俺が王としての力を振るった時の状況は、非常に特異なものだった。
あの状況下では、稀な事例が起きてもおかしくない。
「覚醒系と違って、素質系の力にはムラがあります。ですがそれは能力の性質ではなく、その人自身が元々抱えている特徴である場合が殆どです。……思い出してください。兄さんは、自分がどういう状態の時、爆発的な力を発揮しましたか?」
「俺は……」
あの時のことを思い出す。
あの時、俺はどういう状態だった?
――クレナを守りたい。
――大切な「誰か」を守りたい。
あの時。
俺の頭を占めていたのは、きっとそういう感情だ。
「恐らく兄さんは、その状態になれば、火事場の馬鹿力を発揮できる性格なんだと思います」
ミュアが言う。
つまり俺は、誰かを守ろうとした時に、普段以上の力を発揮できるということか。
――本当に?
よく思い出せ。
本当に俺は、あの時、ただ誰かを守りたいとしか思っていなかったのか?
違う気がする。
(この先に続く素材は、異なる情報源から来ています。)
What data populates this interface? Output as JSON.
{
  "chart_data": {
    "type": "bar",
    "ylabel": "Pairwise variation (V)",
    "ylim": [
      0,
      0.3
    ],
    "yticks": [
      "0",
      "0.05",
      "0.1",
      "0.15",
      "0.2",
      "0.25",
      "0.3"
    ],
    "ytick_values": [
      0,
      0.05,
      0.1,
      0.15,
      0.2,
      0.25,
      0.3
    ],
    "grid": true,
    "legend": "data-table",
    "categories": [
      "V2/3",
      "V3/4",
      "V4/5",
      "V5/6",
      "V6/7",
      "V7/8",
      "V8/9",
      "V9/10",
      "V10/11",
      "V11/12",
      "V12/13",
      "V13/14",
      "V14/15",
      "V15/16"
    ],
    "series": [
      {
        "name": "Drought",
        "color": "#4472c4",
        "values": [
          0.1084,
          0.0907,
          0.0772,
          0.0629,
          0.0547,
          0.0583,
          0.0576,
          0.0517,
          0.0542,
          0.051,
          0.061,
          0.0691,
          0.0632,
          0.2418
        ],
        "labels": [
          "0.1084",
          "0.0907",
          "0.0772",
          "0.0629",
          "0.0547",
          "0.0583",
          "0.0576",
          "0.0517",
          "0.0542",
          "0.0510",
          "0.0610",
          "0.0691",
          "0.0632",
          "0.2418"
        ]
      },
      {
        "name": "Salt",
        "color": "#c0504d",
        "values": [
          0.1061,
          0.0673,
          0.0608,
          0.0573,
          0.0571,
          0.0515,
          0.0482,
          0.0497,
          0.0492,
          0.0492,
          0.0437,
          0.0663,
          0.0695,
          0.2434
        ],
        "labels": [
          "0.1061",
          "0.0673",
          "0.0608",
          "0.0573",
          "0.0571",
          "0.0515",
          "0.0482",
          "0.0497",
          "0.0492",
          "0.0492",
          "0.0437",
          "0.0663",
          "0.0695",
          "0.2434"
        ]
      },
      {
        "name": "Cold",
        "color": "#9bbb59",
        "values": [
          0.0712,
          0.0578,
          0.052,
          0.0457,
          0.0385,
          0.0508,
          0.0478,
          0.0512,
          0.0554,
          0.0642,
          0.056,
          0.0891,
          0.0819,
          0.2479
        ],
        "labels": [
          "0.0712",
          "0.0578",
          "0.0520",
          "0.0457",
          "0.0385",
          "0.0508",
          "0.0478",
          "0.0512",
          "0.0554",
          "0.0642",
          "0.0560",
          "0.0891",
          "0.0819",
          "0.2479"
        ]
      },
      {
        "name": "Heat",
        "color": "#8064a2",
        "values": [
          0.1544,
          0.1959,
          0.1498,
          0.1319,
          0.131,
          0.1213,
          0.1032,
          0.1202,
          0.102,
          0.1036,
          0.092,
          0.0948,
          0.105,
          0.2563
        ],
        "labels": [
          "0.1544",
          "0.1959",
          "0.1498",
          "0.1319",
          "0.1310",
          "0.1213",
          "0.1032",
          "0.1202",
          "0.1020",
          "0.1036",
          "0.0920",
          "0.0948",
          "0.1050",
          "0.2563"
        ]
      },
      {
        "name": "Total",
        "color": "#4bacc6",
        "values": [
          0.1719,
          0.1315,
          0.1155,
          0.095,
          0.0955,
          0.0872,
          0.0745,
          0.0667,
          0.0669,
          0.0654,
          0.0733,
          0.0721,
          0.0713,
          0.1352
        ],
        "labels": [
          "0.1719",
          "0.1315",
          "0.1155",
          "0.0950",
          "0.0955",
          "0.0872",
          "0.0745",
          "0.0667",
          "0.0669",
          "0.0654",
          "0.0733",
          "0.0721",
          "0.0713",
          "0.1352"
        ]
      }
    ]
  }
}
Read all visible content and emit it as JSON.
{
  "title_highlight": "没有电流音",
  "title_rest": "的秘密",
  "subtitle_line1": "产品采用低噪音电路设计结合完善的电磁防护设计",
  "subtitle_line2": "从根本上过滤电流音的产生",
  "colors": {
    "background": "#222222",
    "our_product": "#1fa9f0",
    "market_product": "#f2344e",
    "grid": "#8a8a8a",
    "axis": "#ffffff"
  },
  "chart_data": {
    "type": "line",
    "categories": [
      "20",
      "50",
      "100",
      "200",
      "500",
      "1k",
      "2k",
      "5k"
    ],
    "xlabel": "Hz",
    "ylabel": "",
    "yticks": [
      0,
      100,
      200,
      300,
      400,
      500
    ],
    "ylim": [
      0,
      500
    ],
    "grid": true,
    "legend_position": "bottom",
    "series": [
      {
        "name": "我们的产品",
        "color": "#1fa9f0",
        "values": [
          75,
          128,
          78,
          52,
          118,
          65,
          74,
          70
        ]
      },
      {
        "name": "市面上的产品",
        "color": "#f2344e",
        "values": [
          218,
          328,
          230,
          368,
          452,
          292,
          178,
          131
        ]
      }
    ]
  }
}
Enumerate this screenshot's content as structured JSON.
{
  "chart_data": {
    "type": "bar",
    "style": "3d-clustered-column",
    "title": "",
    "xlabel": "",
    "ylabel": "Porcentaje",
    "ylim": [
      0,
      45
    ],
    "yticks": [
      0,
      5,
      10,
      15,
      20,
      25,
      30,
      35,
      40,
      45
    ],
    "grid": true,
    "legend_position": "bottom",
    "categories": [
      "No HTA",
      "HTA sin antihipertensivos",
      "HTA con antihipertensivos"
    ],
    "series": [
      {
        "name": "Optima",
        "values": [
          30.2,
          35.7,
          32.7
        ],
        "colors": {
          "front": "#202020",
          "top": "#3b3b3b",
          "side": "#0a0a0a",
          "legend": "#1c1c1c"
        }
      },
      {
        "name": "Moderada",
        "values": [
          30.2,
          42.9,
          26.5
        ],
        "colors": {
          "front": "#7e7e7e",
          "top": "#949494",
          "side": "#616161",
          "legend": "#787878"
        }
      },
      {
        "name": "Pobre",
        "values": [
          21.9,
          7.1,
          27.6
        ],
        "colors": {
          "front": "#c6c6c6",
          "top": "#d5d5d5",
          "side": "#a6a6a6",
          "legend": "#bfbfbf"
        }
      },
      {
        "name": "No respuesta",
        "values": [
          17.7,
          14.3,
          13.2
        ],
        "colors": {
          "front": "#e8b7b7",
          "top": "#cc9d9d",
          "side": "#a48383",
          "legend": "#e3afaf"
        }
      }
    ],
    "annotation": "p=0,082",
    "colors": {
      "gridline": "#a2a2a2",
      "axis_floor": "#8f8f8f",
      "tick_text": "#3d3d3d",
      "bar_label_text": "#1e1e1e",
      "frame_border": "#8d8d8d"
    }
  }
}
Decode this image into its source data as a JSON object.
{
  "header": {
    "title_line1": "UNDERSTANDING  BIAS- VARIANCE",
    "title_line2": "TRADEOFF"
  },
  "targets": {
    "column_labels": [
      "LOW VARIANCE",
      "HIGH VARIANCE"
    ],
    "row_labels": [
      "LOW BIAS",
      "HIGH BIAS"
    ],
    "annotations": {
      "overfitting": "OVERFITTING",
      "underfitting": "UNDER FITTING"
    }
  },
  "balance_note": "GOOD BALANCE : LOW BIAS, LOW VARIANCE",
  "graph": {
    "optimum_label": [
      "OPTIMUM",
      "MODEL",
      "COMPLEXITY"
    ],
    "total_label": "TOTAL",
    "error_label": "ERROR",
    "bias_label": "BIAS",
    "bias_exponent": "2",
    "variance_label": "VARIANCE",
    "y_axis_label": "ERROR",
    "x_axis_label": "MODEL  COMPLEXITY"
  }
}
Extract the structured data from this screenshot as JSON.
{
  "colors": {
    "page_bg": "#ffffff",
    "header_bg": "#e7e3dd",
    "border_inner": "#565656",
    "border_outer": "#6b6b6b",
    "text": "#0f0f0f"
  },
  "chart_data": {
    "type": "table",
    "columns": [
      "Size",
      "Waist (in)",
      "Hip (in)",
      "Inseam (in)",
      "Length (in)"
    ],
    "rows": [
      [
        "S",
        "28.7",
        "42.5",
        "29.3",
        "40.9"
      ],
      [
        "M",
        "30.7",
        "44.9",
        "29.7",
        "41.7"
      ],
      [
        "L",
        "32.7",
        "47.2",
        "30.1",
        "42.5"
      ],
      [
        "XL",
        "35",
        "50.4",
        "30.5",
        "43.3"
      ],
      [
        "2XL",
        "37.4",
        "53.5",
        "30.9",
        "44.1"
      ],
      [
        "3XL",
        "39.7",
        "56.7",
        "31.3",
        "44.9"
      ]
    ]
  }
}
いいや、きっと違う。
頭の片隅に忌避感があった。
それは恐らく、俺が今まで見て見ぬ振りをしてきたものだ。
目を逸らすな。
あの力の根源は、きっと、もっと、どす黒い。
あの時、俺は――。
――頭が怒りに染まっていた。
そうだ。
――身体中の細胞が、熱く煮えたぎっていた。
そうだ。
その通りだ。
理性ではなく本能に従っていた。
――あいつを殺さなければと本気で思った。
「っ!?」
思い至ったひとつの可能性に、俺は立ち上がった。
まさか、そんな――俺はそこまで、残酷な性分だったのか?
「兄さん?」
「あ、ああ、いや。……なんでもない」
浮かんだ思考を消し、再び椅子に座った。
額に冷や汗を浮かばせる俺に対し、ミュアは心配そうな視線を注ぐ。
「兄さん」
ミュアが、神妙な面持ちで俺を呼んだ。